Unit 5: The Scientific Imagination

Introduction

This reading unit focuses on the Prometheus myth via Mary Shelly’s 1818 novel Frankenstein, Or The Modern Prometheus and the question of whether scientists today should seek to create and use new technologies to reshape life as we know it. With modern advances in nuclear energy, robotics and artificial intelligence, genome editing, space exploration and more, modern science has the potential to radically change the world for better or worse. This unit asks questions about the role of technology in the culture of science by asking:

  1. What makes us human?
  2. Is human a biological or social category?
  3. What is monstrosity?
  4. Is knowledge gathering always a positive pursuit?
  5. Should there be limits for what we can know and do with science and technology?
  6. How do anthropocentrism and anthropomorphism influence our understanding of the natural world?
  7. Do you think a doctor should be allowed to use genetic engineering technology to alter a fetus if doing so could prevent a child from inheriting a life-threatening genetic malady or disease?
  8. Would you let a doctor genetically alter your child to increase its intelligence or alter its physical characteristics such as sex, height, eye color, or skin pigmentation, if that were possible?

Readings

“Outrage Intensifies Over Claims of Gene-Edited Babies”

Stein, Rob. “Outrage Intensifies Over Claims of Gene-Edited Babies.” NPR, National Public Radio, 7 Dec. 2018.

This news story reports on the outrage of international scientists in the wake of an announcement that the world’s first gene-edited twin girls have been born in China.

Frankenstein, or the Modern Prometheus: Annotated for Scientists, Engineers, and Creators of All Kinds

Guston, David H. et al. Frankenstein, or the Modern Prometheus: Annotated for Scientists, Engineers, and Creators of All Kinds. MIT Press, 2017.

Excerpt from the Editors’ Preface: Mary Shelly’s landmark fusion of science, ethics, and literary expression provides an opportunity both to reflect on how science is framed and understood by the public and to contextualize new scientific and technological innovations, especially in an era of synthetic biology, genome editing, robotics, machine learning, and regenerative medicine. Although Frankenstein is infused with the exhilaration of seemingly unbounded human creativity, it also prompts serious reflection about our individual and collective responsibility for nurturing the products of our creativity and imposing constraints on our capacities to change the world around us (xi-xii).

Suggested reading selections for Guston et al.:

Excerpts from Mary Shelley, Frankenstein or The Modern Prometheus (pp. 28-44, 97-109, 120-125, and 138-146): How does Shelley’s novel relate to the Prometheus myth? What views of science does M. Krempe and M. Waldman represent? How does Victor Frankenstein respond to those views (pages 29-30)? How are we to understand Victor’s scientific progress on pages 37-41? Compared to Shelley’s understanding of monstrosity, how do the editors understand monstrosity (see footnote no. 43 on page 38). How does the creature learn about humanity? How does he react to this knowledge? On pages 107-108, why and how does the creature compare himself to Adam? Why does the creature ask Victor to make him a mate? Are his pleas convincing? As Victor works on the female mate (page 139), what are his fears? How are his thought processes different when creating the second creature? Why does he choose to destroy the female creature he is creating? What is the creature’s response to Victor’s refusal? Is the creature’s response justified? Additional reading discussion questions are included in the ebook’s appendixes.
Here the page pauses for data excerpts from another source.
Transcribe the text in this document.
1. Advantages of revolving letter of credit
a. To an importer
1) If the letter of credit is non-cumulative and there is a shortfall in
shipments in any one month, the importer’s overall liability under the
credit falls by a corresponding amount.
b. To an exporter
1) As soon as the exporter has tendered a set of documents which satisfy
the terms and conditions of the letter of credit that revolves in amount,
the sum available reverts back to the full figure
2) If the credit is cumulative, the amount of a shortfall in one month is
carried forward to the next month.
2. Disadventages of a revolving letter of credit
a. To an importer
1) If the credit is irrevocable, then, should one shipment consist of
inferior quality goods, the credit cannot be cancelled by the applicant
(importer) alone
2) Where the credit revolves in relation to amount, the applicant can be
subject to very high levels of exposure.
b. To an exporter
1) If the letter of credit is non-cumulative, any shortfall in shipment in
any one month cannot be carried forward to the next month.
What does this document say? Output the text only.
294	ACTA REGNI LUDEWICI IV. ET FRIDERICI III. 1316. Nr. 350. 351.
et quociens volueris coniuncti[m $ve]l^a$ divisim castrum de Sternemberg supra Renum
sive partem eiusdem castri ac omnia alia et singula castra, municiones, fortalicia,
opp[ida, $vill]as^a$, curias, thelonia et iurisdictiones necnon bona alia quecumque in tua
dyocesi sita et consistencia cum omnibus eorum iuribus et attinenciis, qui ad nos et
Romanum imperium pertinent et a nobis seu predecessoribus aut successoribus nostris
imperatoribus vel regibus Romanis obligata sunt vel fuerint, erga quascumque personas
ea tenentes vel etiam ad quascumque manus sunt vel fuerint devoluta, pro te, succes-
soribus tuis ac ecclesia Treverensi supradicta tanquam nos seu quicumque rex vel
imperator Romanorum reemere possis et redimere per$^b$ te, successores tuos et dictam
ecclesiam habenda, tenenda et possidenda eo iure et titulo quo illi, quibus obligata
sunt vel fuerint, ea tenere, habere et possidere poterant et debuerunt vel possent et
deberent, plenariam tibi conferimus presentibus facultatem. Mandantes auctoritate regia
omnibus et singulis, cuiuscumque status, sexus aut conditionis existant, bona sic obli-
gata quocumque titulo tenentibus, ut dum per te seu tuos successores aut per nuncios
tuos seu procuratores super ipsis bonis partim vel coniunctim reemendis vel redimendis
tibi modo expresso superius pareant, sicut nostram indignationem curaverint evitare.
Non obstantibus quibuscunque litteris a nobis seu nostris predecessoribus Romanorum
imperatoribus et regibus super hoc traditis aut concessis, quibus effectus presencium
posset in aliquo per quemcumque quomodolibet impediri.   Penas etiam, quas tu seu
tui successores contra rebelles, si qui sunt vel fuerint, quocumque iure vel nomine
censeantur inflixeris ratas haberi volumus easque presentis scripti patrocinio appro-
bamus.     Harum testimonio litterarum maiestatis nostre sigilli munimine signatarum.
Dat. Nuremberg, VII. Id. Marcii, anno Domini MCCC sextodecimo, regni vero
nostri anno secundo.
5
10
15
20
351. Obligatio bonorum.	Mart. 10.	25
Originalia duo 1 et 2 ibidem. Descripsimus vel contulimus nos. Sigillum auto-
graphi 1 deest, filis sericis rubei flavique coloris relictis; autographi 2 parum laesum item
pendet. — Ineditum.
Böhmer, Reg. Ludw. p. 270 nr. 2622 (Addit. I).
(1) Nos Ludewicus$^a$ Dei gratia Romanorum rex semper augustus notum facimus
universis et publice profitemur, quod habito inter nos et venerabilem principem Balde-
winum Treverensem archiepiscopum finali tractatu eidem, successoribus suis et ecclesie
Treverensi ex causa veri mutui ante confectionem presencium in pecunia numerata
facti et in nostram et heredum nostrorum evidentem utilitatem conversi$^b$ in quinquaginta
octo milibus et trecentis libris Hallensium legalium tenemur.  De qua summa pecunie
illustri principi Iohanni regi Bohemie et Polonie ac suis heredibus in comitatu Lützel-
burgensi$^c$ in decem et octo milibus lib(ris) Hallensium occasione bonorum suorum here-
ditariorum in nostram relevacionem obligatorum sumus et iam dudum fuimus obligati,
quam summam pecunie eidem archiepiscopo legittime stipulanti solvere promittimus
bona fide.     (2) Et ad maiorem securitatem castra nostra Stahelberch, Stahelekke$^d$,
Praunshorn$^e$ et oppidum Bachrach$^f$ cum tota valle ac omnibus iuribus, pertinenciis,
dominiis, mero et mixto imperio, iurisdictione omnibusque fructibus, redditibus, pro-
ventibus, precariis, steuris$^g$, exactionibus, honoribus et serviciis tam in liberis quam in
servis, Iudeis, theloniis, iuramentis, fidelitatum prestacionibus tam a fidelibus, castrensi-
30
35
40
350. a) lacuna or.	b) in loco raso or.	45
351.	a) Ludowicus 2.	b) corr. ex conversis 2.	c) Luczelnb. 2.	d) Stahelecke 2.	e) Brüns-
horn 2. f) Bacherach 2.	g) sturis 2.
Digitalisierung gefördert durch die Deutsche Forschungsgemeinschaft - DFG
Heather E. Douglas, “The Bitter Aftertaste of Technical Sweetness” (pp. 247-251): In this essay, science and society professor Heather E. Douglass explores how the pursuit of “technical sweetness” affected both Victor Frankenstein’s work and the work of the atomic scientists in the 1930s and 1940s.

Alfred Nordmann, “Undisturbed by Reality: Victor Frankenstein’s Technoscientific Dream of Reason” (pp. 223-228): In this essay, philosophy professor Alfred Nordmann suggests that “Frankenfoods” and “Frankenmaterials” that have no corollary to nature are not scientific outcomes but a throwback to alchemy and the supernatural, where the end results do not resemble the reality we perceive.